A indagação do título foi objeto de contundente e esclarecedor artigo assinado pelo presidente Cláudio Lamachia na Folha/SP. Ele observa: “sempre que setores políticos se sentem ameaçados pela atuação crítica e independente da Ordem dos Advogados do Brasil é tirada do armário a proposta de vincular a instituição à administração pública federal, por meio do Tribunal de Contas da União”. Mais apropriado, porém, seria substituir o termo “vincular” por “submeter”, já que, claramente, o que se espera com isso é exatamente “submissão”. Lamachia lembra ser antiga a tentativa de estabelecer relação de dependência da OAB em relação ao poder político. Já em 1952 o Tribunal Federal de Recursos – rebatizado como Superior Tribunal de Justiça pela constituição de 1988 – discutiu a questão e sentenciou que a Ordem não é órgão público e, portanto, não pode se submeter ao TCU.
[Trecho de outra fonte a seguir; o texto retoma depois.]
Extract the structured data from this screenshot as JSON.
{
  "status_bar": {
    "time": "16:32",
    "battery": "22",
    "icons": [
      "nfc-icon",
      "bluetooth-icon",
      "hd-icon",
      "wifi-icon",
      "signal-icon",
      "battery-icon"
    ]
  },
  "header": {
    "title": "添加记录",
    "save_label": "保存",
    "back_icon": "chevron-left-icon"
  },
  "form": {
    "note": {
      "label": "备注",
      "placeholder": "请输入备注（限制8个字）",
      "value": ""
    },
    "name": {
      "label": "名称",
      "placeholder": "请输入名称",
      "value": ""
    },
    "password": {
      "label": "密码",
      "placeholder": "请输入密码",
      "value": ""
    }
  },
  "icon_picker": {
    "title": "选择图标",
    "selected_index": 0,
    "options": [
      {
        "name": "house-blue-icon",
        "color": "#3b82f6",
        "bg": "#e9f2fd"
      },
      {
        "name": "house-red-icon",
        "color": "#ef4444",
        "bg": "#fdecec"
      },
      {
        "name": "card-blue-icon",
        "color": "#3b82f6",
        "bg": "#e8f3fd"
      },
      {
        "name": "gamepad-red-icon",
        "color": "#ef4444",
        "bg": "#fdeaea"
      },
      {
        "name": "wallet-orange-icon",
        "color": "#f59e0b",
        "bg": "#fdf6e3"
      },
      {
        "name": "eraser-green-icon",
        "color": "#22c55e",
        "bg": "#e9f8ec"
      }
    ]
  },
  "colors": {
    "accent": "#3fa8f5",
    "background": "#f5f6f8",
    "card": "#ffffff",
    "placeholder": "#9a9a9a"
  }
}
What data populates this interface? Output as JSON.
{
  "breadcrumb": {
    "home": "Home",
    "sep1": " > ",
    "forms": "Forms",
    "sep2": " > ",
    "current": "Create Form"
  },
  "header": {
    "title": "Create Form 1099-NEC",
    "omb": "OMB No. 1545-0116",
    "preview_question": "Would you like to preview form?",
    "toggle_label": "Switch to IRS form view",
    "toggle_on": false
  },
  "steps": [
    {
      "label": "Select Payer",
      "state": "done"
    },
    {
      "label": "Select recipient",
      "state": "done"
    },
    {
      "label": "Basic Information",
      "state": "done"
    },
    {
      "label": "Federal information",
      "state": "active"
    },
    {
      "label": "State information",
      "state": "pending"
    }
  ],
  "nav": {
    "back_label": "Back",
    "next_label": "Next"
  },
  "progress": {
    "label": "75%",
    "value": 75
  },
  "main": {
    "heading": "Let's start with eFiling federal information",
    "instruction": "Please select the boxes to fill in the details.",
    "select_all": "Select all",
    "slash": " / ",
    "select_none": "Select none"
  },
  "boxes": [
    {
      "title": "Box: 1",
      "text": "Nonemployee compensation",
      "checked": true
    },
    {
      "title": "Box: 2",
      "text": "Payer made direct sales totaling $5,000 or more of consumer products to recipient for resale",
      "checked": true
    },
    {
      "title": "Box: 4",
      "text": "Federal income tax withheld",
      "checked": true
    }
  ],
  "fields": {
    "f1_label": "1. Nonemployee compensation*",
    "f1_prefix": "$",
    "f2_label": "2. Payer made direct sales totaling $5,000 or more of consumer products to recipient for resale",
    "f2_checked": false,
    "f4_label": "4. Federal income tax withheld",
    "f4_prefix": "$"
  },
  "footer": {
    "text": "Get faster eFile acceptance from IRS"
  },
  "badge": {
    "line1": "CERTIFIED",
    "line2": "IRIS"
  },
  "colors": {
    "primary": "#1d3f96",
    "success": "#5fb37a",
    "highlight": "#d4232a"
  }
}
Em 2003, numa outra provocação, o plenário do próprio Tribunal de Contas da União decidiu exatamente pelo respeito à coisa julgada e estabeleceu que não lhe compete analisar as contas da OAB. Semelhante posição foi adotada em 2006 pelo plenário do Supremo Tribunal Federal. Está claro que esta nova investida é juridicamente inviável, por afrontar a coisa julgada. Cabe então a indagação do presidente da Ordem: “Quem ganharia com a submissão da OAB – que é transparente, tem natureza privada e possui mecanismos eficientes de fiscalização e controle – a um órgão da administração pública federal?”.
– A Ordem – continua ele – é uma voz crítica da sociedade. Foi assim quando fez oposição à ditadura militar e quando pediu o impeachment de Fernando Collor, de Dilma Rousseff e, mais recentemente, de Michel Temer. A Ordem se levanta contra os abusos das autoridades – como as decisões ilegais que mandaram quebrar o sigilo de conversas entre jornalistas e suas fontes ou entre advogados e clientes. A atuação da OAB inclui a cobrança permanente pelo fim dos privilégios desfrutados por alguns agentes públicos, como férias de 60 dias, salários acima do teto e auxílios ilegais. A mesma posição incisiva foi adotada quando pediu a saída do então todo-poderoso da república, Eduardo Cunha, o que, mais tarde, quando já destruído, estimulou diversos atores políticos a dizer o óbvio.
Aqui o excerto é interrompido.